Pairing remote monitoring devices with population health management technology to assist in maintaining the health of at-risk patients is another step toward using technology to address social determinants of health.
The next frontier in EHR data
According to a recent report from Chilmark Research, SDH data is the next frontier in data collection as providers continue to strive for a complete, holistic picture of a patient’s health.
“Given the rising importance of risk-adjustment to reimbursement, SDH data will ultimately provide a more complete picture of each patient’s risks than past claims and EHR-based data alone,” stated the report.
“A wider variety of data types will also make cohort identification more effective,” it continued. “Providing this will involve more extensive use of internal data sources that may not be reflected in analytics data stores, such as clinician notes.

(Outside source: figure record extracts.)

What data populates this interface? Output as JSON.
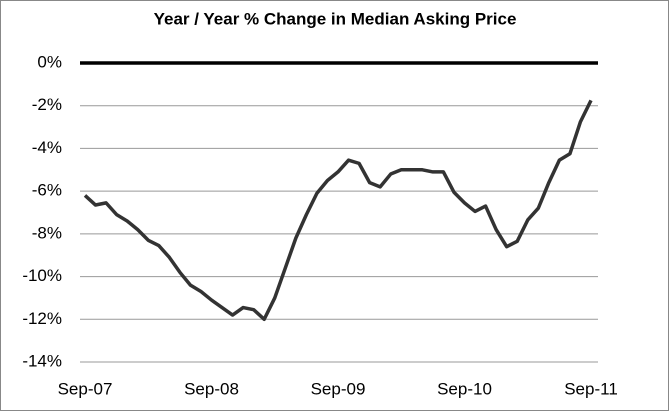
{
  "chart_data": {
    "type": "line",
    "title": "Year / Year % Change in Median Asking Price",
    "categories": [
      "Sep-07",
      null,
      null,
      null,
      null,
      null,
      null,
      null,
      null,
      null,
      null,
      null,
      "Sep-08",
      null,
      null,
      null,
      null,
      null,
      null,
      null,
      null,
      null,
      null,
      null,
      "Sep-09",
      null,
      null,
      null,
      null,
      null,
      null,
      null,
      null,
      null,
      null,
      null,
      "Sep-10",
      null,
      null,
      null,
      null,
      null,
      null,
      null,
      null,
      null,
      null,
      null,
      "Sep-11"
    ],
    "series": [
      {
        "name": "Y/Y % change",
        "color": "#333333",
        "values": [
          -6.2,
          -6.65,
          -6.55,
          -7.1,
          -7.4,
          -7.8,
          -8.3,
          -8.55,
          -9.1,
          -9.8,
          -10.4,
          -10.7,
          -11.1,
          -11.45,
          -11.8,
          -11.45,
          -11.55,
          -12.0,
          -11.0,
          -9.6,
          -8.2,
          -7.1,
          -6.1,
          -5.5,
          -5.1,
          -4.55,
          -4.7,
          -5.6,
          -5.8,
          -5.2,
          -5.0,
          -5.0,
          -5.0,
          -5.1,
          -5.1,
          -6.05,
          -6.55,
          -6.95,
          -6.7,
          -7.8,
          -8.6,
          -8.35,
          -7.35,
          -6.8,
          -5.6,
          -4.55,
          -4.25,
          -2.75,
          -1.75
        ]
      }
    ],
    "ylim": [
      -14,
      0
    ],
    "yticks": [
      {
        "value": 0,
        "label": "0%"
      },
      {
        "value": -2,
        "label": "-2%"
      },
      {
        "value": -4,
        "label": "-4%"
      },
      {
        "value": -6,
        "label": "-6%"
      },
      {
        "value": -8,
        "label": "-8%"
      },
      {
        "value": -10,
        "label": "-10%"
      },
      {
        "value": -12,
        "label": "-12%"
      },
      {
        "value": -14,
        "label": "-14%"
      }
    ],
    "grid": true
  }
}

It will also require more comprehensive data about patients from external data sources.”
Chilmark stated only a handful of major analytics vendors presently offer products that successfully integrate SDH data into EHRs at scale, but this is likely to change soon.
Researchers project social determinant data will be fully integrated into EHRs by 2022.
“Grocery purchase histories could augment a clinical history to put health risks in a new light,” the report stated. “Retail purchasing of over-the-counter medical products could point to undocumented healthcare risks, at either a patient level or a zip code level.”
Additionally, researchers speculate non-traditional data sources could include information from remote monitoring devices, patient satisfaction data, social media records, and environmental stats including weather patterns, air quality, and water quality data.
While providers may not have this data at their fingertips yet, the increasing importance of social determinant data could lead to more population health management programs with community outreach initiatives in the meantime to assist patients in overcoming the challenges inherent in their environment.